Artı, film provokasyonunun doğurduğu olaylar bile potansiyeli menfi etkiliyor. Basit bir tespit, Türkiye’nin uğradığı veya uğrayacağı zarar-ziyanı hesap etmeye yetmiyor. En azından, “altın yumurtlayan tavuk” gözüyle bakılan turizm sektörümüzün muhtemel kayıplarını şimdiden düşünmek ve endişeye düşmemek elden gelmiyor.
Cumhuriyetimizin 100. yılında yani 2023’te, 70 milyon turist ve 80 milyar dolar turizm geliri parolasıyla kutlamayı arzulayan Türkiye’nin bu hedefine doğru koşar adımlarla ilerlemesi gerekiyor. Bilindiği gibi, Türkiye 2011 yılındaki rekor büyüme ile turizm pazarının en önemli oyuncularından biri haline gelmiş bulunuyor. 36 milyon turistin 23 milyar dolar getirdiği sektör, ziyaretçi sayısı göz önüne alındığında üçüncü en hızlı büyüyen turizm destinasyonu oluşturuyor. Sürekli artan talebi karşılamak üzere, hali hazırda 5 bin üzerinde oda yapım aşamasında olup yerli geliştiricilerin yanında IHG, Hilton, Marriott, Wyndham, Radisson, Rezidor ve Jumeriah gibi birçok yabancı grup yatırımlarını hızlandırıyor. Böylesine olumlu bir sektörün, özellikle “Suriye çıkmazı” ile tehlikeye sokulması “ihtimal” dahilinde olsa bile, şimdiden tedirginlik doğuruyor.
Öte yandan, turizmde sektör, çeşitli ayaklardan kurulan bir yapıdan oluşuyor. Yatırımcılar, işletmeciler, hava yolları, tur operatörleri bunların başında geliyor.

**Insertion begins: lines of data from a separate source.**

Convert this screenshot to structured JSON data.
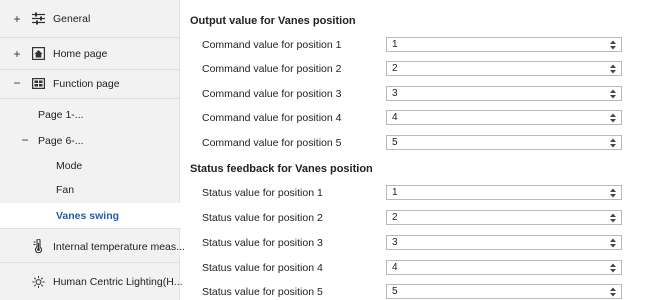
{
  "sidebar": {
    "general": {
      "expander": "+",
      "icon": "sliders-icon",
      "label": "General"
    },
    "home": {
      "expander": "+",
      "icon": "home-icon",
      "label": "Home page"
    },
    "function": {
      "expander": "−",
      "icon": "function-grid-icon",
      "label": "Function page"
    },
    "page1": {
      "label": "Page 1-..."
    },
    "page6": {
      "expander": "−",
      "label": "Page 6-..."
    },
    "mode": {
      "label": "Mode"
    },
    "fan": {
      "label": "Fan"
    },
    "vanes": {
      "label": "Vanes swing"
    },
    "temp": {
      "icon": "thermometer-icon",
      "label": "Internal temperature meas..."
    },
    "hcl": {
      "icon": "sun-icon",
      "label": "Human Centric Lighting(H..."
    }
  },
  "output_section": {
    "title": "Output value for Vanes position",
    "rows": [
      {
        "label": "Command value for position 1",
        "value": "1"
      },
      {
        "label": "Command value for position 2",
        "value": "2"
      },
      {
        "label": "Command value for position 3",
        "value": "3"
      },
      {
        "label": "Command value for position 4",
        "value": "4"
      },
      {
        "label": "Command value for position 5",
        "value": "5"
      }
    ]
  },
  "status_section": {
    "title": "Status feedback for Vanes position",
    "rows": [
      {
        "label": "Status value for position 1",
        "value": "1"
      },
      {
        "label": "Status value for position 2",
        "value": "2"
      },
      {
        "label": "Status value for position 3",
        "value": "3"
      },
      {
        "label": "Status value for position 4",
        "value": "4"
      },
      {
        "label": "Status value for position 5",
        "value": "5"
      }
    ]
  }
}
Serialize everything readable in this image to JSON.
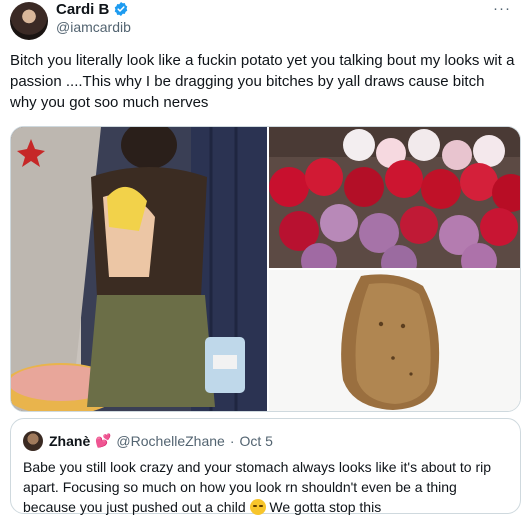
{
  "author": {
    "name": "Cardi B",
    "handle": "@iamcardib",
    "verified_color": "#1d9bf0"
  },
  "more_label": "···",
  "tweet": {
    "text": "Bitch you literally look like a fuckin potato yet you talking bout my looks wit a passion ....This why I be dragging you bitches by yall draws cause bitch why you got soo much nerves"
  },
  "media": {
    "images": [
      "woman-in-brown-tshirt-and-olive-skirt",
      "bouquet-of-red-and-pink-roses",
      "potato"
    ]
  },
  "quote": {
    "name": "Zhanè",
    "heart": "💕",
    "handle": "@RochelleZhane",
    "dot": "·",
    "date": "Oct 5",
    "text_before_emoji": "Babe you still look crazy and your stomach always looks like it's about to rip apart. Focusing so much on how you look rn shouldn't even be a thing because you just pushed out a child ",
    "text_after_emoji": " We gotta stop this x.com/iamcardib/stat..."
  }
}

“Herkesin, ortak akıl ve projede hükümeti ikna ederek çalışmaya devam etmesi ve bu kapsamlı proje içinde ortak hareket etme itiyadını kazanması gerektiği” öne sürülüyor. “Turizmin dinamiğinin çok yönlü olduğu kadar çok hassas ve buluttan nem kapan bir yapıda olduğu” zaten biliniyor. Turizm; her sene, o yılın ekonomik ve siyasi yapısı, dünya gidişatı içinde etkilenip, kolayca hırpalanabiliyor. Uzmanlar; ne yazık ki, 2013’ü Türkiye için “riskli bir turizm yılı” olarak değerlendiriyor.
Gerçekten de, nereden bakılırsa bakılsın, turizm sanki S.O.S veriyor. Aslında; turizmin, toplam gelirimizin %30’una yakın dövizi getiren bir sektör olduğunu hiçbir zaman unutmamak ve sonuna kadar desteklemek icap ediyor.